Disclosed is a method for a dice before-grind die-preparation assembly process for three dimensional (3-D) stacked wafers. Benefits include improved functionality and improved yield.

Background

      The individual dies of 3-D stacked wafers must be singulated in the die preparation module before being attached to the substrate. The conventional die singulation process includes the following steps (see Figure 1):

1.   Wafer mounting

2.   Wafer sawing
3.           Tape and reel sorting

      These steps result in significant chipping and edge damage due to the small gap between the two bonded wafers. The damage can proliferate into the active thin films, resulting in delamination of the dielectric materials.  No conventional solution to this problem exists today.

General description

      The disclosed method is die preparation and singulation of 3-D stacked wafers.

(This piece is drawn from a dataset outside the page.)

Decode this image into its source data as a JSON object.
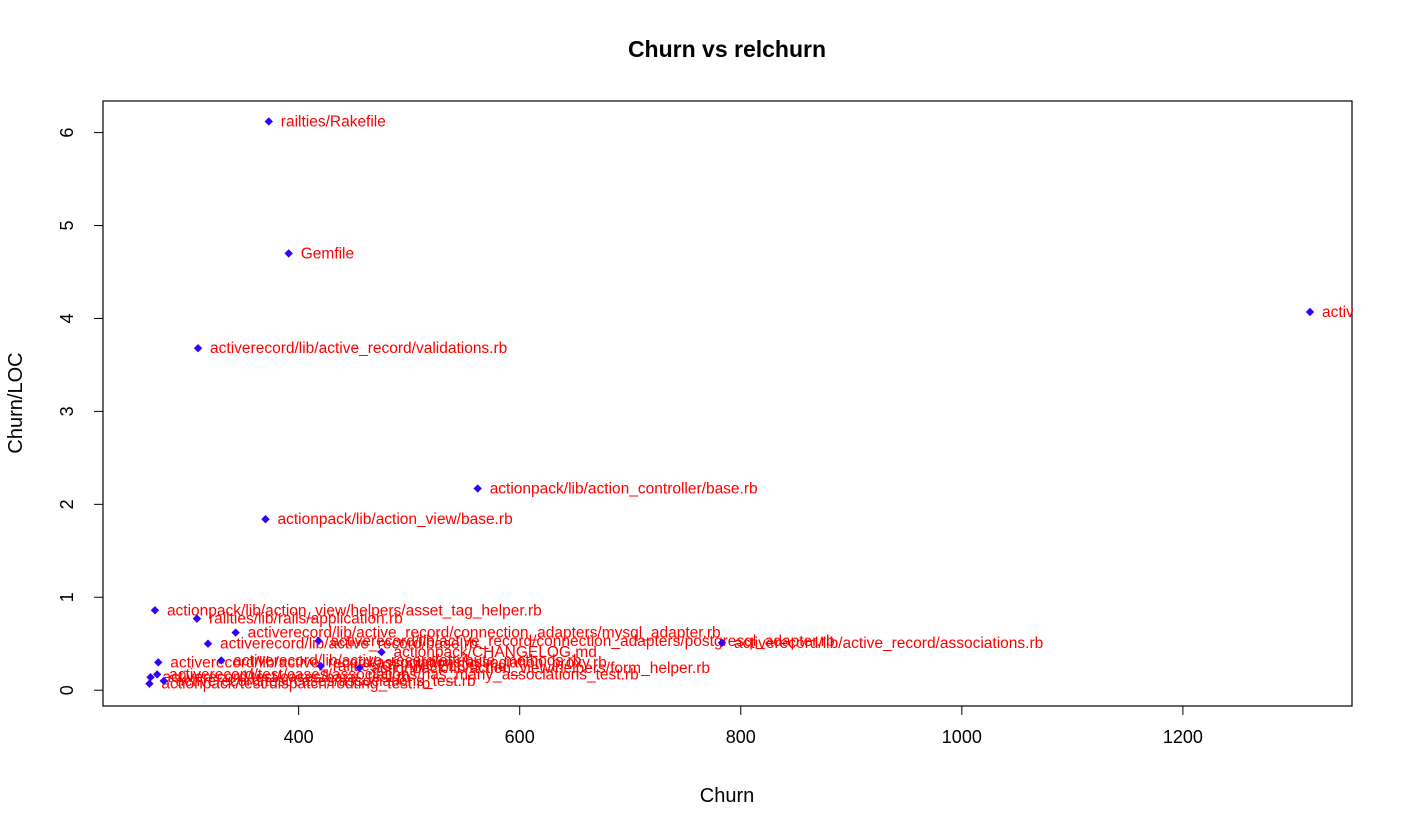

Mechanical saw or laserscribe creates a 100um deep trench into the front of both wafers prior to wafer bonding.  During the trenching process all of the device layers are removed from the die streets to prevent potential thermal and mechanical damage during the final singulation process.  After partially dicing the wafers, the two wafers are bonded together and singulated using a rotary diamond saw.

      When processing is completed on the top wafer, the wafer stack contains the following items (see Figure 2):
•             Controlled collapse chip collect (C4) input/output solder bump

•             Through-silicon vias
•             Thinned top wafer
•             Copper-to-copper diffusion bonded interface

•             Full-thickness bottom wafer

Advantages

              The disclosed method provides advantages, including:

•             Improved functionality due to performing scribing and partial cutting before backgrinding and singulation

•             Improved yield due to minimizing damage from thermal and mechanical damage from singulation

Detailed description

      The disclosed method includes die preparation and singulation of 3-D stacked wafers. A dicing saw partially cuts the streets of both the top and bottom wafers. The partial cut appears as a groove. After partial dicing of both wafers they are bonded together.  The grinder then thins the back of the top wafer and eventually reaches the partial cut depth. When this occurs, the top wafer separates into individual devices although still bonded to the bottom wafer. After the devices are transferred onto tape and a frame, a narrow blade saw process is used to singulate the bottom wafer without contacting the active devices layers which were removed from the streets during the partial dicing processes.  The final singulation process step only interacts with the full-thickness bottom wafer, enabling the use of conventional rotary blade singulation. The process can be easily optimized to minimize chipping and mechani...